There are numerous other sources of direct proof that can show the target of the lawsuit (the Defendant) failed to act with “due care” based upon a duty the Defendant had with respect to the injured party.
BUT SOMETIMES YOU JUST CANNOT SHOW, BY DIRECT PROOF, THAT ANYONE WAS AT FAULT.
In a recent case (Keyser v. KB Toys, Inc.) in Suffolk County New York, a shopper was injured by falling boxes piled high in a toy store. No employees were near the boxes. The jury found for the defendant toy store. The judge set aside the decision !! (Yes, a judge can do that saying that, according to law, there simply was not enough evidence to permit the jury to decide the way it did !!).
The injured party (the Plaintiff) had presented the theory of RES IPSA LOQUITOR which the judge believed was not adequately overcome by the Defendant.

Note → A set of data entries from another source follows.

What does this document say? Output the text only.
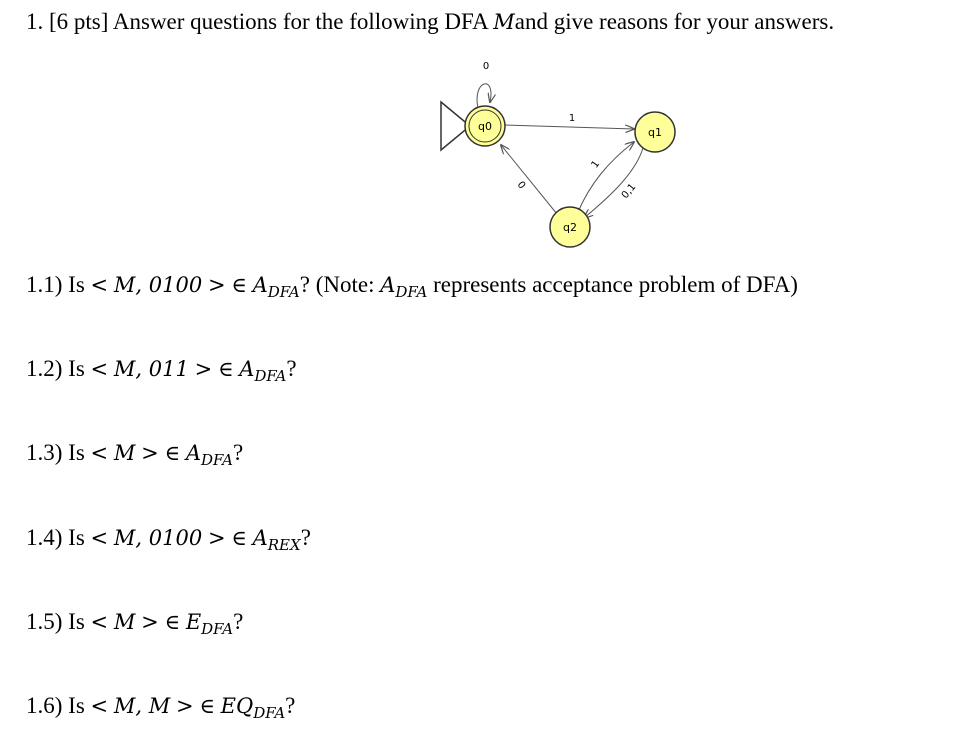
1. [6 pts] Answer questions for the following DFA Mand give reasons for your answers.
0
1
0
1
0,1
q0	q1
q2
1.1) Is < M, 0100 > ∈ $A_{DFA}$? (Note: $A_{DFA}$ represents acceptance problem of DFA)
1.2) Is < M, 011 > ∈ $A_{DFA}$?
1.3) Is < M > ∈ $A_{DFA}$?
1.4) Is < M, 0100 > ∈ $A_{REX}$?
1.5) Is < M > ∈ $E_{DFA}$?
1.6) Is < M, M > ∈ $EQ_{DFA}$?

This theory is based on the thought that, unless someone was negligent, there are certain events that simply do not occur !
For “RES IPSA LOQUITOR” to be applicable in a case, three elements are necessary:
1. the accident that happened must be of the type that normally would not occur unless there was negligence–an “absence of due care,” by someone;
2. the Defendant had a “duty of care” toward the injured party, specifically in relation to the object that caused the Plaintiff’s injury;
3. the Plaintiff was in NO WAY responsible for the occurrence of the event that lead to the Plaintiff’s injury.
The “Resp Ipsa Loquitor” doctrine is an important tool in the arsenal of the experienced Personal Injury Attorney. This article should clearly demonstrate to the layman that, even in the event it would seem to an injured party that it would not pay to being a lawsuit since “no one is at fault”, there may well be a party that is, indeed, responsible and who should be compelled to fairly compensate the Plaintiff for injuries sustained.